Throughout his rituals and the whole book, Hollander employs a method of interception: history intercepts the present, pain pleasure, facts fiction, seriousness humor, pictures words, and writing meta-writing. These interceptions come from a diverse array of media: novels, e-mail correspondence, poems, film script, dialogues and monologues. This inchoate diversity of sources belies any rituality that Hollander’s presentation may strive for. Save his attention to the rules of English grammar, it is hard to discern what is ritualistic about his rituals. However, if one takes rituals as that which steps into the beyond, into the extra-ordinary, then perhaps the title and the content of Hollander’s text would seem more compatible.
This invocation of rituals appears especially applicable to the second part of the book where Hollander strives to tell a story outside the order of the day, outside history as we know it. He is obviously troubled by the ramification of the Jewish State on Jews and by the proposition of two states for two peoples. Neither state, Hollander seems to believe, is capable of ridding the two peoples from their existence as questions: the “Jewish Question” and the “Palestinian Question.” What Hollander strives for is a state of being for both peoples where they can talk to each other from histories that do not pit them against each other by commonly recognizing the limits of their respective historical claims.
I am not exactly sure what premises about history Hollander is working with, yet I wonder in what ways are they predicated by the foundational modern condition that Nietzsche diagnosed as the death of God? Would what we know today as history figure as it did in Hollander’s work were it not for this death? In other words, it remains to be seen, if it is the shedding of “history” and certain “historical” claim as opposed to other forces that would prove to be the necessary requisite for the arrival of a new Israeli or a truce between Israelis and Palestinians.
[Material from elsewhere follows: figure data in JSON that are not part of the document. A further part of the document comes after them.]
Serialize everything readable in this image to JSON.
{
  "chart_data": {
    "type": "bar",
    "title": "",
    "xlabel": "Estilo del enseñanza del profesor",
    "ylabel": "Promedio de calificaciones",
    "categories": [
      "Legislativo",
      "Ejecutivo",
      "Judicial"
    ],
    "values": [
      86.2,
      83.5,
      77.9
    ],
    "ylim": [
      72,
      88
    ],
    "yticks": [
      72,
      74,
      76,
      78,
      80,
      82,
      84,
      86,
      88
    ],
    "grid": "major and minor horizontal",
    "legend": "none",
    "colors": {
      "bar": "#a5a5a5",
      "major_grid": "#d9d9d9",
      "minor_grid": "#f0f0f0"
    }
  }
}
Whatever one takes the subject of that monumental modern death to be — god, God, history, language, nature, ideology — it is clear that Hollander is proposing that Israelis/Jews face the limits of their moral authority and historical positions. And it is as though in reaching these limits would they be able to reach the Other who is necessary for a truce, whether that other is located inside the self or outside it. Taken to its logical limits, his strategy of lowering defenses by mistrusting one’s historical claims opens the possibility that in Hollander’s there lies the work of more than the Other Israeli that is in him but also the Other Palestinian that a Jew could be. Such blasphemous redrawing of nationalist boundaries and the resultant admissibility of one’s Palestinianess rests, of course, on a perilous and daring excavation into what Palestine or Israel was, is, and could be about. Towards such a daring excavation of the place and the self, Hollander’s is a welcome initiation.